Television has come a long way from black and white TV sets. From the first broadcast ad, boasting the ‘tingling freshness’ of Gibbs SR’s toothpaste in 1955, the digital age has reinvigorated many facets of the television industry, and continues to propel the industry towards further innovation. As television evolves and starts to include smaller, compressed agile screens, so too have advertising strategies began to shift and adapt to these technological changes.
The rise of digital also heralded a shift in the way in which we, as consumers, like to watch TV. Nestling into the couch for the regular 6pm soap opera seems to have been swapped for the early morning commute with Netflix in one hand and a coffee in the other. For marketers looking to cash in on TV’s lucrative advertising possibilities, the challenge takes the form of crafting compelling content that meets the changing nature of TV and engages consumers across all screens. Our latest report in collaboration with Sapio Research delivers a deep-dive into the current landscape of Advanced TV today and what consumers really think about TV.
Won Over by Tradition
From the flurry of excitement surrounding Netflix’s latest originals, as well as their rivals’ latest installments, you’d be forgiven for thinking streaming services have supplanted traditional TV as TV’s new titans. Considering digital streaming lives across multiple devices, and this compatibility with our increasingly on-the-go lifestyle, the focus on traditional & linear TV seems to have dwindled on a few core audiences.
On the contrary, our research actually revealed that traditional TV continues to prevail over its digital counterpart. When asked how consumers spend their time watching television, a large portion stated that traditional TV captures the largest share of TV watching (41%), whereas paid subscription services comprise 30%. Evidently, traditional TV’s advertising power still holds significant presence in the market, and while TV lacks the intricate audience and measurement metrics that advertising on digital platforms promises, the reach is much wider. Nevertheless - traditional continues to enjoy its reign, but the increasing rise of digital is gaining traction in the marketplace.
Digesting Digital Culture
Digital culture catalysed a shift in all forms of media, and is now inextricably linked to the lives of digitally native young generations. While traditional TV still captures the largest viewing time on a macro level, a closer inspection of our data reveals how this is broken down by age demographics. Those in the age group 66+ stated that the lionshare of their TV watching was made up by traditional TV (71%), whereas 45% of viewing time for those aged 18-24 was comprised of paid subscription services - showing that digital culture, intertwined with younger generations, is catching up to traditional TV. The increasing overlap between TV and digital culture is also indicated in the fact that 18-24-year-olds prefer to define Netflix et al as ‘TV’ (62%) as opposed to ‘Digital Video.’ (38%)
Refine Your Targeting
The changing face of TV means businesses need to provide better targeting capabilities in order to meet the demands of consumers today. Enter personalisation. With so many competing voices in advertising, ‘Ad Fatigue’ has become more than just a buzzword. Marketers now need to be able to penetrate the noise with advertising that is engaging and eye-catching. As consumer lifestyles and preferences change, personalisation has become a laser-focused way of reaching the right audience at the right time.

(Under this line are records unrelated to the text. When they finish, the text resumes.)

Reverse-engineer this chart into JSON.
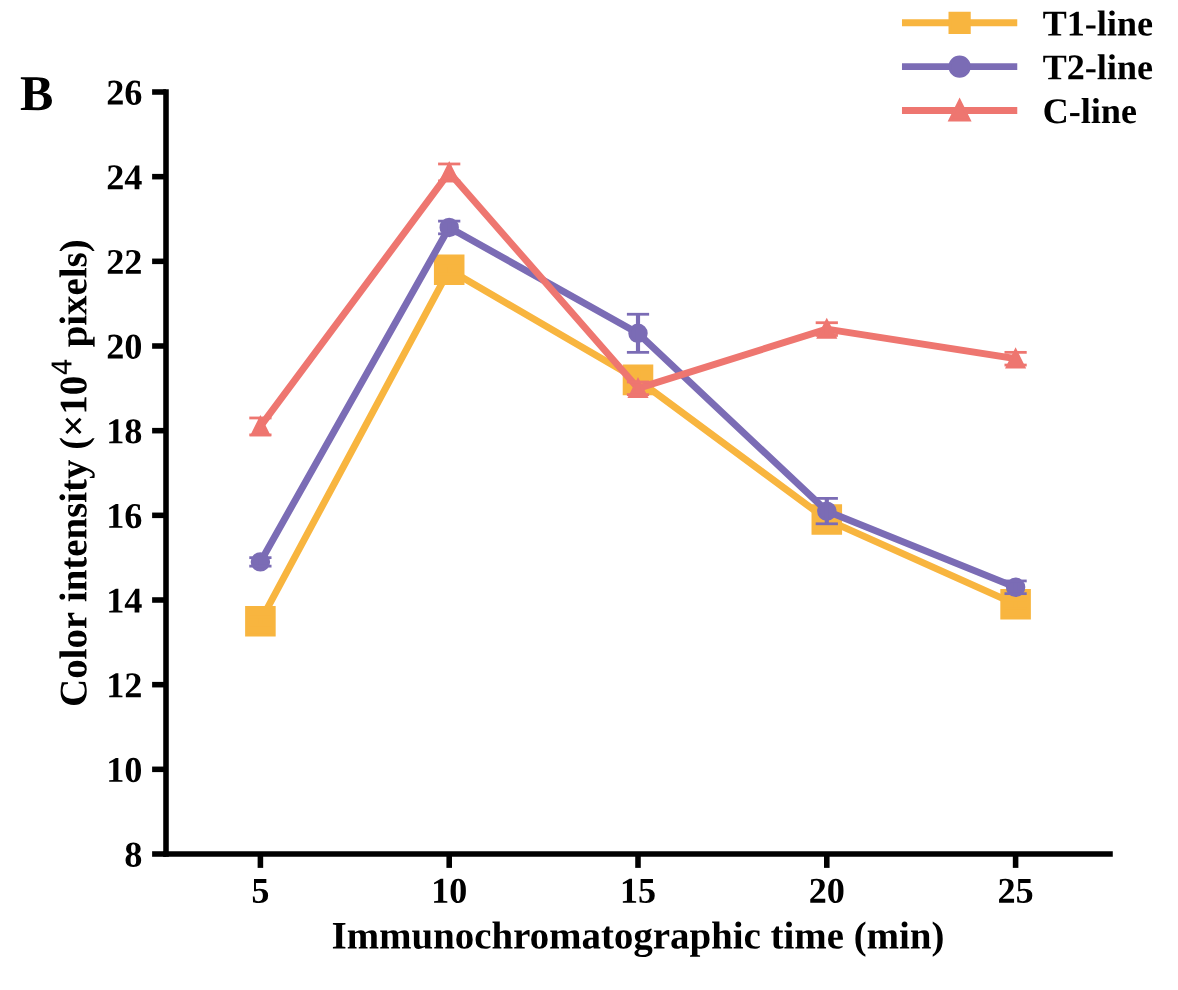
{
  "chart_data": {
    "type": "line",
    "xlabel": "Immunochromatographic time (min)",
    "ylabel": "Color intensity (×10$^{4}$ pixels)",
    "annotations": [
      "B"
    ],
    "x": [
      5,
      10,
      15,
      20,
      25
    ],
    "series": [
      {
        "name": "T1-line",
        "color": "#f8b53f",
        "marker": "square",
        "values": [
          13.5,
          21.8,
          19.2,
          15.9,
          13.9
        ],
        "errors": [
          0.1,
          0.1,
          0.25,
          0.2,
          0.1
        ]
      },
      {
        "name": "T2-line",
        "color": "#7b6cb5",
        "marker": "circle",
        "values": [
          14.9,
          22.8,
          20.3,
          16.1,
          14.3
        ],
        "errors": [
          0.1,
          0.15,
          0.45,
          0.3,
          0.15
        ]
      },
      {
        "name": "C-line",
        "color": "#ee7670",
        "marker": "triangle",
        "values": [
          18.1,
          24.1,
          19.0,
          20.4,
          19.7
        ],
        "errors": [
          0.2,
          0.2,
          0.15,
          0.15,
          0.15
        ]
      }
    ],
    "xlim": [
      2.5,
      27.5
    ],
    "xticks": [
      5,
      10,
      15,
      20,
      25
    ],
    "ylim": [
      8,
      26
    ],
    "yticks": [
      8,
      10,
      12,
      14,
      16,
      18,
      20,
      22,
      24,
      26
    ],
    "grid": false,
    "legend": "top right",
    "line_style": "solid"
  }
}
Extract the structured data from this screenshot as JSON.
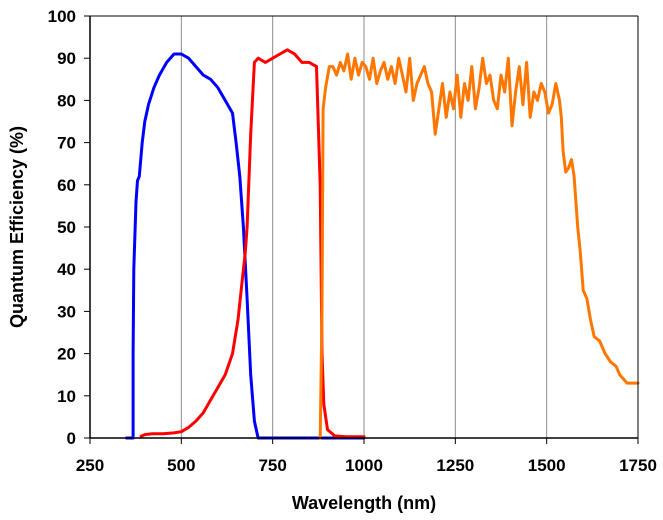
{
  "chart_data": {
    "type": "line",
    "title": "",
    "xlabel": "Wavelength (nm)",
    "ylabel": "Quantum Efficiency (%)",
    "xlim": [
      250,
      1750
    ],
    "ylim": [
      0,
      100
    ],
    "xticks": [
      250,
      500,
      750,
      1000,
      1250,
      1500,
      1750
    ],
    "yticks": [
      0,
      10,
      20,
      30,
      40,
      50,
      60,
      70,
      80,
      90,
      100
    ],
    "grid": "vertical",
    "legend": "none",
    "series": [
      {
        "color": "#0000ff",
        "x": [
          350,
          368,
          368,
          370,
          376,
          380,
          385,
          393,
          400,
          410,
          425,
          440,
          460,
          480,
          500,
          520,
          540,
          560,
          580,
          600,
          620,
          640,
          650,
          660,
          670,
          680,
          690,
          700,
          710,
          730,
          760,
          800,
          850,
          900,
          950,
          1000
        ],
        "y": [
          0,
          0,
          20,
          40,
          56,
          61,
          62,
          70,
          75,
          79,
          83,
          86,
          89,
          91,
          91,
          90,
          88,
          86,
          85,
          83,
          80,
          77,
          70,
          62,
          50,
          33,
          15,
          4,
          0,
          0,
          0,
          0,
          0,
          0,
          0,
          0
        ]
      },
      {
        "color": "#ff0000",
        "x": [
          390,
          400,
          420,
          450,
          480,
          500,
          520,
          540,
          560,
          580,
          600,
          620,
          640,
          655,
          665,
          675,
          680,
          690,
          700,
          710,
          730,
          750,
          770,
          790,
          810,
          830,
          850,
          870,
          880,
          885,
          890,
          900,
          920,
          950,
          980,
          1000
        ],
        "y": [
          0.4,
          0.8,
          1,
          1,
          1.2,
          1.5,
          2.5,
          4,
          6,
          9,
          12,
          15,
          20,
          28,
          36,
          44,
          50,
          72,
          89,
          90,
          89,
          90,
          91,
          92,
          91,
          89,
          89,
          88,
          60,
          20,
          8,
          2,
          0.5,
          0.3,
          0.3,
          0.3
        ]
      },
      {
        "color": "#ff7700",
        "x": [
          880,
          885,
          888,
          895,
          905,
          915,
          925,
          935,
          945,
          955,
          965,
          975,
          985,
          995,
          1005,
          1015,
          1025,
          1035,
          1045,
          1055,
          1065,
          1075,
          1085,
          1095,
          1105,
          1115,
          1125,
          1135,
          1145,
          1155,
          1165,
          1175,
          1185,
          1195,
          1205,
          1215,
          1225,
          1235,
          1245,
          1255,
          1265,
          1275,
          1285,
          1295,
          1305,
          1315,
          1325,
          1335,
          1345,
          1355,
          1365,
          1375,
          1385,
          1395,
          1405,
          1415,
          1425,
          1435,
          1445,
          1455,
          1465,
          1475,
          1485,
          1495,
          1505,
          1515,
          1525,
          1535,
          1540,
          1545,
          1552,
          1560,
          1568,
          1575,
          1585,
          1592,
          1600,
          1610,
          1620,
          1630,
          1645,
          1660,
          1675,
          1690,
          1700,
          1710,
          1720,
          1735,
          1750
        ],
        "y": [
          0,
          30,
          78,
          83,
          88,
          88,
          86,
          89,
          87,
          91,
          85,
          90,
          86,
          89,
          88,
          85,
          90,
          84,
          87,
          89,
          85,
          88,
          84,
          90,
          86,
          82,
          90,
          80,
          84,
          86,
          88,
          84,
          82,
          72,
          78,
          84,
          76,
          82,
          78,
          86,
          76,
          84,
          80,
          88,
          78,
          83,
          90,
          84,
          86,
          80,
          78,
          86,
          82,
          90,
          74,
          82,
          88,
          79,
          89,
          76,
          82,
          80,
          84,
          82,
          77,
          79,
          84,
          80,
          76,
          68,
          63,
          64,
          66,
          62,
          50,
          44,
          35,
          33,
          28,
          24,
          23,
          20,
          18,
          17,
          15,
          14,
          13,
          13,
          13
        ]
      }
    ]
  }
}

Additionally, following the implementation of GDPR, consumers are starting to become more aware of how advertisers make use of their data. From our own research, we learnt that 70% of consumers feel their data has become more valuable to advertisers over time. But when it comes to using data for personalised targeting, it seems there is a little more work to do. 59% of consumers stated that they felt they had been targeted with personalised advertising on TV, but only a fifth (20%) remember what brand or product this was related to. If we consider that 70% of consumers believe they have enjoyed a better experience with advertisers now that ads are more aligned with their lifestyles and preferences, we see just how critical personalisation has become in order to combat this so-called “Ad Fatigue”.
For now, we know the future of TV is not completely set in stone. But as consumer preferences and lifestyles change, it is important to reflect upon your marketing strategy straight away - CTV is available now!